Lucid also remains on track to expand its footprint in Europe and the Middle East this year and estimates the manufacturing plant in Saudi Arabia to add $3.4 billion of value in the next 15 years.
Is LCID stock still overvalued?
Analysts tracking LCID stock expect the company to increase sales by 4,900% to $1.35 billion and by 190% to $3.91 billion. Comparatively, its loss per share is forecast to narrow from $4.92 in 2021 to $0.84 per share.
So, we can that LCID stock is valued at a forward price to 2022 sales multiple of 28.6x and a price to 2023 sales multiple of 9.7x which is still expensive. Further, considering its outstanding share count of 1.65 billion, Lucid’s total losses will be close to $3.5 billion in the next two years.
The automobile sector is capital intensive which means Lucid Motors will have to burn billions of dollars to expand manufacturing facilities and benefit from economies of scale.
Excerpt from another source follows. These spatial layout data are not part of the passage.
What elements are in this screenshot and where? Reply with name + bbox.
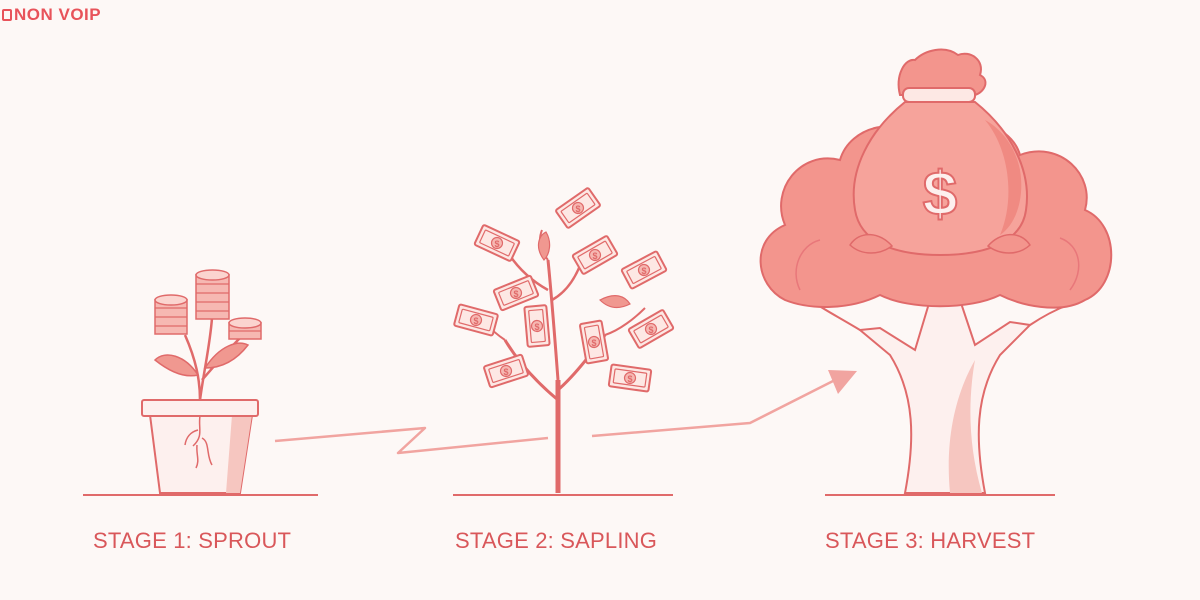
coin-stack-icon (154, 294, 188, 335)
dollar-bill-icon: $ (523, 304, 551, 348)
coin-stack-icon (195, 269, 230, 320)
coin-stack-icon (228, 317, 262, 340)
dollar-bill-icon: $ (620, 249, 668, 291)
svg-text:$: $ (534, 322, 539, 332)
svg-text:$: $ (503, 367, 508, 377)
growth-arrow-icon (274, 370, 857, 455)
dollar-sign-icon: $ (923, 160, 957, 229)
dollar-bill-icon: $ (482, 353, 530, 389)
svg-text:$: $ (513, 289, 518, 299)
svg-text:$: $ (592, 251, 597, 261)
dollar-bill-icon: $ (571, 234, 619, 276)
dollar-bill-icon: $ (578, 319, 610, 365)
svg-text:$: $ (648, 325, 653, 335)
brand-logo: NON VOIP (2, 5, 101, 25)
sprout-pot-icon (141, 269, 262, 494)
svg-text:$: $ (494, 239, 499, 249)
stage-1-label: STAGE 1: SPROUT (93, 528, 292, 553)
dollar-bill-icon: $ (554, 186, 602, 230)
svg-text:$: $ (641, 266, 646, 276)
svg-text:$: $ (575, 204, 580, 214)
money-bag-icon: $ (849, 48, 1031, 257)
svg-text:$: $ (473, 316, 478, 326)
logo-mark-icon (2, 9, 12, 21)
dollar-bill-icon: $ (607, 363, 653, 393)
dollar-bill-icon: $ (627, 308, 675, 350)
money-tree-icon: $ $ $ $ $ $ $ $ $ $ $ (452, 186, 675, 493)
dollar-bill-icon: $ (492, 274, 540, 312)
stage-3-label: STAGE 3: HARVEST (825, 528, 1036, 553)
svg-text:$: $ (627, 374, 632, 384)
stage-2-label: STAGE 2: SAPLING (455, 528, 658, 553)
brand-name: NON VOIP (14, 5, 102, 24)
dollar-bill-icon: $ (452, 303, 500, 337)
svg-text:$: $ (591, 338, 596, 348)
dollar-bill-icon: $ (473, 223, 521, 263)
Even EV giant Tesla (NASDAQ: TSLA) was close to bankruptcy in the last decade before it received funding and staged a turnaround.
So, for Lucid Motors to keep outpacing the broader market, it will have to consistently beat Wall Street expectations and deliver robust quarterly results amid increasing competition and the entry of legacy players with vast resources and meaningful expertise.
Disclaimer: The writer is an experienced financial consultant who writes for Finscreener.org. The observations he makes are his own and are not intended as investment or trading advice.